Es solo que esta nueva guerra, bueno, estaba mal programada. Bill acababa de casarse y a Frank le gustaba la chica que había leído el discurso de graduación de su clase en Flint Northern. Ella planeaba ir a Ann Arbor, a la Universidad de Michigan, a estudiar medicina, lo cual en esas fechas significaba que sería enfermera. Frank tenía ambición de una educación superior, pero las recientes conquistas del sindicato en General Motors tuvieron la consecuencia de que ganaba un buen dinero, y decir Ann Arbor era lo mismo que hablar de la Luna. Sin embargo, la chica merecía la pena, así que la guerra no fue bien recibida.

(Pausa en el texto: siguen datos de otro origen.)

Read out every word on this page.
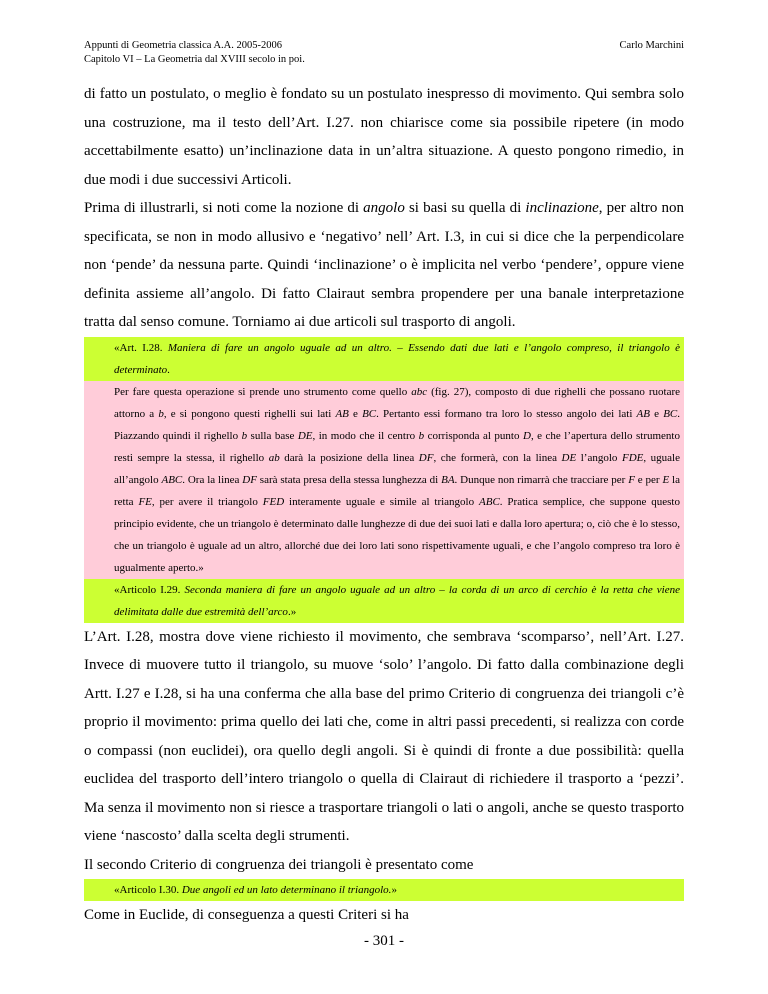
Appunti di Geometria classica A.A. 2005-2006
Capitolo VI – La Geometria dal XVIII secolo in poi.
Carlo Marchini

di fatto un postulato, o meglio è fondato su un postulato inespresso di movimento. Qui sembra solo una costruzione, ma il testo dell’Art. I.27. non chiarisce come sia possibile ripetere (in modo accettabilmente esatto) un’inclinazione data in un’altra situazione. A questo pongono rimedio, in due modi i due successivi Articoli.

Prima di illustrarli, si noti come la nozione di angolo si basi su quella di inclinazione, per altro non specificata, se non in modo allusivo e ‘negativo’ nell’ Art. I.3, in cui si dice che la perpendicolare non ‘pende’ da nessuna parte. Quindi ‘inclinazione’ o è implicita nel verbo ‘pendere’, oppure viene definita assieme all’angolo. Di fatto Clairaut sembra propendere per una banale interpretazione tratta dal senso comune. Torniamo ai due articoli sul trasporto di angoli.

«Art. I.28. Maniera di fare un angolo uguale ad un altro. – Essendo dati due lati e l’angolo compreso, il triangolo è determinato.

Per fare questa operazione si prende uno strumento come quello abc (fig. 27), composto di due righelli che possano ruotare attorno a b, e si pongono questi righelli sui lati AB e BC. Pertanto essi formano tra loro lo stesso angolo dei lati AB e BC. Piazzando quindi il righello b sulla base DE, in modo che il centro b corrisponda al punto D, e che l’apertura dello strumento resti sempre la stessa, il righello ab darà la posizione della linea DF, che formerà, con la linea DE l’angolo FDE, uguale all’angolo ABC. Ora la linea DF sarà stata presa della stessa lunghezza di BA. Dunque non rimarrà che tracciare per F e per E la retta FE, per avere il triangolo FED interamente uguale e simile al triangolo ABC. Pratica semplice, che suppone questo principio evidente, che un triangolo è determinato dalle lunghezze di due dei suoi lati e dalla loro apertura; o, ciò che è lo stesso, che un triangolo è uguale ad un altro, allorché due dei loro lati sono rispettivamente uguali, e che l’angolo compreso tra loro è ugualmente aperto.»

«Articolo I.29. Seconda maniera di fare un angolo uguale ad un altro – la corda di un arco di cerchio è la retta che viene delimitata dalle due estremità dell’arco.»

L’Art. I.28, mostra dove viene richiesto il movimento, che sembrava ‘scomparso’, nell’Art. I.27. Invece di muovere tutto il triangolo, su muove ‘solo’ l’angolo. Di fatto dalla combinazione degli Artt. I.27 e I.28, si ha una conferma che alla base del primo Criterio di congruenza dei triangoli c’è proprio il movimento: prima quello dei lati che, come in altri passi precedenti, si realizza con corde o compassi (non euclidei), ora quello degli angoli. Si è quindi di fronte a due possibilità: quella euclidea del trasporto dell’intero triangolo o quella di Clairaut di richiedere il trasporto a ‘pezzi’. Ma senza il movimento non si riesce a trasportare triangoli o lati o angoli, anche se questo trasporto viene ‘nascosto’ dalla scelta degli strumenti.

Il secondo Criterio di congruenza dei triangoli è presentato come

«Articolo I.30. Due angoli ed un lato determinano il triangolo.»

Come in Euclide, di conseguenza a questi Criteri si ha

- 301 -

El padre de Frank había servido en la infantería de marina en la Primera Guerra Mundial, y su tío Tom había sido soldado en las trincheras de Francia durante la misma guerra. Después de que lo gasearan los alemanes, Tom tenía problemas de salud y vivía con Frank y la familia en Flint. Frank había visto de cerca el efecto que la guerra sucia había tenido en esos dos hombres buenos. Ninguno de los dos podía explicarle por qué Estados Unidos había entrado en la contienda en 1917, y por lo tanto, cuando los tambores de guerra empezaron a sonar otra vez, Frank quiso conocer exactamente qué se jugaba en el nuevo conflicto. Sí, bastaba con que hubieran atacado a la nación, pero ¿había algo más que deberíamos saber? ¿Algo? ¿Alguna cosa? Muy bien, que esos cabrones hubieran destruido nuestra flota bastaba para Frank. Estaba preparado para luchar.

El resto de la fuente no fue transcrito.